15 April 2024
Menyusun Makna Emansipasi Perempuan Melalui Perspektif Laura Basuki & Putri Marino
PHOTOGRAPHY BY Zaky Akbar
styling Sidky Muhamadsyah; fashion Chanel Spring/Summer 2024; makeup Morin Iwashita & Edith; hair Aileen Kusumawardani
Lewat kontribusi buah pikiran akan emansipasi perempuan di Indonesia, Kartini dapat dikatakan sebagai pejuang yang sosok serta kisahnya pantas dikenang dan diketahui oleh perempuan-perempuan Indonesia. Kenangan atas sosok Kartini ditandai oleh satu hari di bulan April yang sejatinya diperuntukkan sebagai bentuk penghormatan kepada Raden Ajeng Kartini. Hari Kartini boleh jadi dimaknai setiap orang dengan cara berbeda. Namun momen tersebut menjadi sebuah peringatan bagi kaum perempuan agar dapat terus bersinar, percaya diri, dan pantang menyerah dalam mewujudkan mimpi dan ambisi. Kecerdasan dan keberanian Kartini menjadikannya sebagai sosok perempuan yang disegani dan dihormati bahkan hingga ratusan tahun kemudian dan bahkan meninggalkan makna yang kuat bagi perempuan-perempuan Indonesia di masa kini.
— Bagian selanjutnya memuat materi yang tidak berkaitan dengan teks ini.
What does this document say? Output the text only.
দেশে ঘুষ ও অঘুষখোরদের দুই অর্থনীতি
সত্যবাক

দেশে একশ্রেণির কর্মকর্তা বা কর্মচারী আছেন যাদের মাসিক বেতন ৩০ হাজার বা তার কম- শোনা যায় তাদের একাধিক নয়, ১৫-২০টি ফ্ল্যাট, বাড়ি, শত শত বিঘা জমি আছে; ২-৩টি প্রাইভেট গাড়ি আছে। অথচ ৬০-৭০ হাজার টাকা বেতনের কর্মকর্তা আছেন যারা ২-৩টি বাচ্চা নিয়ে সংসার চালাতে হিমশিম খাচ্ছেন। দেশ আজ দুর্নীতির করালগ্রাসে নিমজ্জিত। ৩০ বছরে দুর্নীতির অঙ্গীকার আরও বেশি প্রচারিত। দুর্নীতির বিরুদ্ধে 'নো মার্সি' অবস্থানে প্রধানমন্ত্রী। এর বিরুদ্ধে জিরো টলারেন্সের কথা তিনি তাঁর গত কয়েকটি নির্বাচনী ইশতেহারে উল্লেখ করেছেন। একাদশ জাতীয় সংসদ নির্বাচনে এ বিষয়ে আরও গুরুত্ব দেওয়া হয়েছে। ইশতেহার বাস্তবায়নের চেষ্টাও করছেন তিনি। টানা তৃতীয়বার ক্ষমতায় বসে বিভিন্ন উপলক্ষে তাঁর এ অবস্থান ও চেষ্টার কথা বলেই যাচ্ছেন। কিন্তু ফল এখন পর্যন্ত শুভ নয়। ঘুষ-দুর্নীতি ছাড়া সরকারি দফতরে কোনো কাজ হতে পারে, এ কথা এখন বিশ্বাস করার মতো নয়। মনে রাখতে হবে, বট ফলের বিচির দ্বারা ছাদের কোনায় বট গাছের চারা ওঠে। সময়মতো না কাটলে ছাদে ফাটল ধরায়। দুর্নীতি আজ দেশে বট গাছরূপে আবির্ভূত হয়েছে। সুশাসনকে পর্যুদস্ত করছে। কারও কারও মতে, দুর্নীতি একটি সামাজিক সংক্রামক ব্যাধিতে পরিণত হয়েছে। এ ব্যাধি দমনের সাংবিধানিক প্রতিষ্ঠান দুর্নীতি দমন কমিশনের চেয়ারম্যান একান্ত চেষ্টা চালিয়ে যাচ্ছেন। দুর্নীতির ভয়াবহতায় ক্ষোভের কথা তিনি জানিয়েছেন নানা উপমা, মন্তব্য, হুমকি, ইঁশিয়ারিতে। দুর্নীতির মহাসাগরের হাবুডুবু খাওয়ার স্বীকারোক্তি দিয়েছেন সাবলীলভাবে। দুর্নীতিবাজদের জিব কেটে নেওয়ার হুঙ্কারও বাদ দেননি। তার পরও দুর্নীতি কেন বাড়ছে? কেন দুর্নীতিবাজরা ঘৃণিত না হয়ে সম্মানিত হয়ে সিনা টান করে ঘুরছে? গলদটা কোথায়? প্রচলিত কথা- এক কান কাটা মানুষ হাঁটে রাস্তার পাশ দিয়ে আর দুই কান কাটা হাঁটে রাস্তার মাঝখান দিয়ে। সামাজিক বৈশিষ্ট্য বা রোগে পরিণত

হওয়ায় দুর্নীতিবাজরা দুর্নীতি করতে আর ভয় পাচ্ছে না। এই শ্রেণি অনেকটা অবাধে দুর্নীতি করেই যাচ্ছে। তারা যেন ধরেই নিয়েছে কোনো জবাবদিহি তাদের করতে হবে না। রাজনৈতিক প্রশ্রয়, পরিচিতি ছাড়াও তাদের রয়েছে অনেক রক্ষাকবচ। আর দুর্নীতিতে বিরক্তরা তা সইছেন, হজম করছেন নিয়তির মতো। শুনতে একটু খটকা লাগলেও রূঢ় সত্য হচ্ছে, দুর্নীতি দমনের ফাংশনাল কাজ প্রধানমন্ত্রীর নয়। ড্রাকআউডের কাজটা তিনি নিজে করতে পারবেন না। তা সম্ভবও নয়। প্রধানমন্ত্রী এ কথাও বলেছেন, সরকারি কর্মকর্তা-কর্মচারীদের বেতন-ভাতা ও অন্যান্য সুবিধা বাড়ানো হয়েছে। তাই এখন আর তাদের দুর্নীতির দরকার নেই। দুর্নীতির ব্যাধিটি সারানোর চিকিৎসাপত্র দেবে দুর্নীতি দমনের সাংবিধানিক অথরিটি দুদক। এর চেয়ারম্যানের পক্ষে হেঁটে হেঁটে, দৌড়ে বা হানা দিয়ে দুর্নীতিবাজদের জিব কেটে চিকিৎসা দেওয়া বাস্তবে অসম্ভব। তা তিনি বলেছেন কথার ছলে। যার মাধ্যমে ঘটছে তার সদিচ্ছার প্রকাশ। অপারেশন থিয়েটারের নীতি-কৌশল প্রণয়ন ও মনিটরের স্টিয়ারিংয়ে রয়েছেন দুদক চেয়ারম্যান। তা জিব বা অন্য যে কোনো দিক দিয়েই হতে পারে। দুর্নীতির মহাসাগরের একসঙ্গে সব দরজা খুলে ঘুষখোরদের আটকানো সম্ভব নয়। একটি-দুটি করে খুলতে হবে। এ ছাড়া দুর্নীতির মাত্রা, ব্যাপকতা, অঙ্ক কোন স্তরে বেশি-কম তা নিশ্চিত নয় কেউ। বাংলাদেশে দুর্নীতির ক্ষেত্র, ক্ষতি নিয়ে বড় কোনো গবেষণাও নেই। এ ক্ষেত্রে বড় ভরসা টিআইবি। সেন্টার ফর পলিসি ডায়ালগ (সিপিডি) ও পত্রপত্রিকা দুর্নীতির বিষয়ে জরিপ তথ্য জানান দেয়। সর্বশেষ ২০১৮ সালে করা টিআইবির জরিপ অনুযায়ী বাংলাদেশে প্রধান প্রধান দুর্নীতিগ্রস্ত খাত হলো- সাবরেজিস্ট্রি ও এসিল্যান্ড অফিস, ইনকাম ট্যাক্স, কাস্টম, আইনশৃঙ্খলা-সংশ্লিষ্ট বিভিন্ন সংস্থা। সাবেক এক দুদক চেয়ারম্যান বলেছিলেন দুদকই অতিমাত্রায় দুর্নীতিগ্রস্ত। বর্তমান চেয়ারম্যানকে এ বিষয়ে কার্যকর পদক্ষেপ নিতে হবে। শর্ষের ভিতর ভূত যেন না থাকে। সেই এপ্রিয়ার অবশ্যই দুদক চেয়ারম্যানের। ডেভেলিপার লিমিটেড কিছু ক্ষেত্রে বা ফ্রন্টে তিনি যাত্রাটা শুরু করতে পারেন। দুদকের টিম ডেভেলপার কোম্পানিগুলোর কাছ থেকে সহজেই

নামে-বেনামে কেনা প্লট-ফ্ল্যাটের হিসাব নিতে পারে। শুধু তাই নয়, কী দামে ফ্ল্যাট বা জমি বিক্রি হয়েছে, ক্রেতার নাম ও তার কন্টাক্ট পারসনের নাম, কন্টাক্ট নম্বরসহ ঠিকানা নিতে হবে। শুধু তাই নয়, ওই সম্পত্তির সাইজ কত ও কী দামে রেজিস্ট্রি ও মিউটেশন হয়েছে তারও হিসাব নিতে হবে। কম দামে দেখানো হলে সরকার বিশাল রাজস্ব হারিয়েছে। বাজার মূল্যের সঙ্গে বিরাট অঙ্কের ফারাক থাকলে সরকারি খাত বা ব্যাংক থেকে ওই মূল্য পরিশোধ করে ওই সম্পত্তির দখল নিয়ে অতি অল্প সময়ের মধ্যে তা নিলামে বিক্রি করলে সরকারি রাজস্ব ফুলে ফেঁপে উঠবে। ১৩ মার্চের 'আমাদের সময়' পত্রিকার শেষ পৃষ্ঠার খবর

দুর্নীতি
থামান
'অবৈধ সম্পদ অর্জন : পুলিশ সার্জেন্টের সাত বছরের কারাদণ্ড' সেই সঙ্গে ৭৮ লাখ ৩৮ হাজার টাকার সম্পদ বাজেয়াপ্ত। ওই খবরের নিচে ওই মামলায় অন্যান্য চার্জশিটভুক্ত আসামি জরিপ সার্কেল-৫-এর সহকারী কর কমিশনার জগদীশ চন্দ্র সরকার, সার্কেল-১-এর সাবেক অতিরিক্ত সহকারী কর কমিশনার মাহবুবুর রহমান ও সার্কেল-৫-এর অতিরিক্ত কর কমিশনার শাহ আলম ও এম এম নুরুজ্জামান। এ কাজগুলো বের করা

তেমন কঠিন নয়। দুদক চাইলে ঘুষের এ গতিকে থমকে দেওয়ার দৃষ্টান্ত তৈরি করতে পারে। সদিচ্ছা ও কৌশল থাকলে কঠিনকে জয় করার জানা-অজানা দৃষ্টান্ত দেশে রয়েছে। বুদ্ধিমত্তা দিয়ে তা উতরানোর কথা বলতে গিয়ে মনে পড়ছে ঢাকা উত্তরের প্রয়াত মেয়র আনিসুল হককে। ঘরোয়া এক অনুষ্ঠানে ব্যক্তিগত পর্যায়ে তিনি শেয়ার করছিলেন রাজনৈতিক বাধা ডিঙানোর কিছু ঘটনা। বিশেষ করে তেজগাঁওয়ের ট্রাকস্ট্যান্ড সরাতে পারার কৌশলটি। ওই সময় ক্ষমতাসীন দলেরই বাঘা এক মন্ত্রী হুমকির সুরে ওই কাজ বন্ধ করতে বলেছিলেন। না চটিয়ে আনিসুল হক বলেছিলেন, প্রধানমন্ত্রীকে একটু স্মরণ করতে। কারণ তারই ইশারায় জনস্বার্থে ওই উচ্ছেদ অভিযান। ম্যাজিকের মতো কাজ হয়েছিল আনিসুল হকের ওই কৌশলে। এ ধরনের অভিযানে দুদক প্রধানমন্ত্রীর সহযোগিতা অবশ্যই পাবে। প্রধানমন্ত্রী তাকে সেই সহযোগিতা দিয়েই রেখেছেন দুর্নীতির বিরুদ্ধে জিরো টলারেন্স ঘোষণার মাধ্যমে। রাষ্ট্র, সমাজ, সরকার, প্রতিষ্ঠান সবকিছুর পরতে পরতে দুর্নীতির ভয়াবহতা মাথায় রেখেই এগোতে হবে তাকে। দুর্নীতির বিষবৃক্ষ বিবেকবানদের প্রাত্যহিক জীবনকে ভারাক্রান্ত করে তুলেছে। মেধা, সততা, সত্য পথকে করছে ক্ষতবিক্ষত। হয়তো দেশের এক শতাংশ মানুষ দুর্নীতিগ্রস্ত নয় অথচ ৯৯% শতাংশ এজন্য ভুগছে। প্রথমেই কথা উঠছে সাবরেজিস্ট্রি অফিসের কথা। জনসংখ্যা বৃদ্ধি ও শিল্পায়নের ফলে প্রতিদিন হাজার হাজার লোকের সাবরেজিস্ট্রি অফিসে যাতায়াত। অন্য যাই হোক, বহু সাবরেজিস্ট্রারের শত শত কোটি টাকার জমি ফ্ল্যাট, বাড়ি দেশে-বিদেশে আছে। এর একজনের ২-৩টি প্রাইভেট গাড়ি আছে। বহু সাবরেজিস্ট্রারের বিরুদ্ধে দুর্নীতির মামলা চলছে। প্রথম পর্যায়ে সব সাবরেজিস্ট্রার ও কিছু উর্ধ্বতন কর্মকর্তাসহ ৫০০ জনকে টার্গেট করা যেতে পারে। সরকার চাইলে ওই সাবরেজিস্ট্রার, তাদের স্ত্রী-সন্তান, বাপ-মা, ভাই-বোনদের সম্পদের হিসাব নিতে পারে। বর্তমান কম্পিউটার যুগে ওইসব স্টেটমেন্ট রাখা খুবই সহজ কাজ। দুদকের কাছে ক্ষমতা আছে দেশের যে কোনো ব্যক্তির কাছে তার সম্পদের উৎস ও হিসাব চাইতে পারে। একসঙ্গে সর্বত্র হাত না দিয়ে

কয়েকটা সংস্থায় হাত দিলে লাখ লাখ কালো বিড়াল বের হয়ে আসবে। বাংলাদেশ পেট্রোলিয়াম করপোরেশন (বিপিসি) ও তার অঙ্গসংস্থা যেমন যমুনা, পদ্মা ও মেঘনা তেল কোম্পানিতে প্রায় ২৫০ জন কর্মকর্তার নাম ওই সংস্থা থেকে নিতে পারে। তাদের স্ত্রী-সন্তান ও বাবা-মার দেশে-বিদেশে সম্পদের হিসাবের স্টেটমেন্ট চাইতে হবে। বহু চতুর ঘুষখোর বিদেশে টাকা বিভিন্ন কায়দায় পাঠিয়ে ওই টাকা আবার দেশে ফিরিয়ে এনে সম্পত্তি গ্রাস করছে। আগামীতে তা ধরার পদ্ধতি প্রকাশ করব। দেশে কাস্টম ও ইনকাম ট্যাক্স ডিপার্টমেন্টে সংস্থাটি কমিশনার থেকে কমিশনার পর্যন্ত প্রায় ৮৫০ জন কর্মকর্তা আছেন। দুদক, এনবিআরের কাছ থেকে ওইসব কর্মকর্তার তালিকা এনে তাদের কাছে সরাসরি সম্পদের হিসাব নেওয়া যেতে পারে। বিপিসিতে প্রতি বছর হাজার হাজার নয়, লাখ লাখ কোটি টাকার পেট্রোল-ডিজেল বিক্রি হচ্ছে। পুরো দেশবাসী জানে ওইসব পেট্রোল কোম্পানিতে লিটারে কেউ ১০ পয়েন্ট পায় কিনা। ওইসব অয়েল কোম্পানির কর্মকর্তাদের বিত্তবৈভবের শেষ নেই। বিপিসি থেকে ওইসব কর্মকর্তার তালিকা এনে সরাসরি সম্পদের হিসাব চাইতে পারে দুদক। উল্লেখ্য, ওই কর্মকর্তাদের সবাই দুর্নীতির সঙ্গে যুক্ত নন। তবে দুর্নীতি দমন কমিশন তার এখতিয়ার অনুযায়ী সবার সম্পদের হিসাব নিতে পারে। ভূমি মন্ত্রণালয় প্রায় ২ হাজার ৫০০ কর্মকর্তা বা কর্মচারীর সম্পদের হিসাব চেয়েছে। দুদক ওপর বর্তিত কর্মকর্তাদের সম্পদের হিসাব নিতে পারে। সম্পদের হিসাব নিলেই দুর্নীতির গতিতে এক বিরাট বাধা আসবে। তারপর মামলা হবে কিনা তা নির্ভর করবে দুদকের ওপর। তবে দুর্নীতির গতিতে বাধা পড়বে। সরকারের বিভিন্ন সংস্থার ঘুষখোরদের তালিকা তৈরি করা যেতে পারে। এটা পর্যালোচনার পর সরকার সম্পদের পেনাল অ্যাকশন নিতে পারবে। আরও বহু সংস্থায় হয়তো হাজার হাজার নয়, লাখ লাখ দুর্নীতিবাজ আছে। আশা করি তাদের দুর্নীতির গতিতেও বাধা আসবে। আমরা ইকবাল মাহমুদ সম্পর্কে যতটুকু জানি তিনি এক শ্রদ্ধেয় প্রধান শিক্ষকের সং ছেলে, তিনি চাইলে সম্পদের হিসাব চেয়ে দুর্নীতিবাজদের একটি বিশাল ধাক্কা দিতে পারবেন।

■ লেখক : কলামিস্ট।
Perayaan Hari Kartini sesungguhnya tidak bisa dinilai hanya dari perspektif penggunaan kebaya dan hal-hal yang bersifat kasatmata daripada substansi yang dikehendaki Kartini itu sendiri, yakni kemerdekaan pikiran perempuan. Dalam upaya memetakan relevansi Hari Kartini sekaligus membicarakan makna dan arti menjadi perempuan di era modern, ELLE berbincang dengan dua sosok perempuan pelaku sinema yang namanya besar di jagat perfilman Indonesia. Laura Basuki dan Putri Marino sama-sama menjadi inspirasi dan idola bagi banyak orang atas karya-karya dan penampilan mereka dalam dunia seni peran dan perfilman Tanah Air. Lebih dari itu, kedua aktor ini berani dalam mengarungi beragam karakter perempun. Baik itu lewat peran sebagai korban kekerasan rumah tangga, sosiopat, biarawati, polwan yang penuh aksi, perempuan kedua, istri yang dikhianati, dan masih banyak lagi. Laura Basuki dan Putri Marino menunjukkan kompleksitas seorang perempuan.
Anda memiliki reputasi dalam mengambil peran yang beragam dan tidak konvensional. Apa yang mendorong proses pengambilan keputusan Anda saat memilih peran?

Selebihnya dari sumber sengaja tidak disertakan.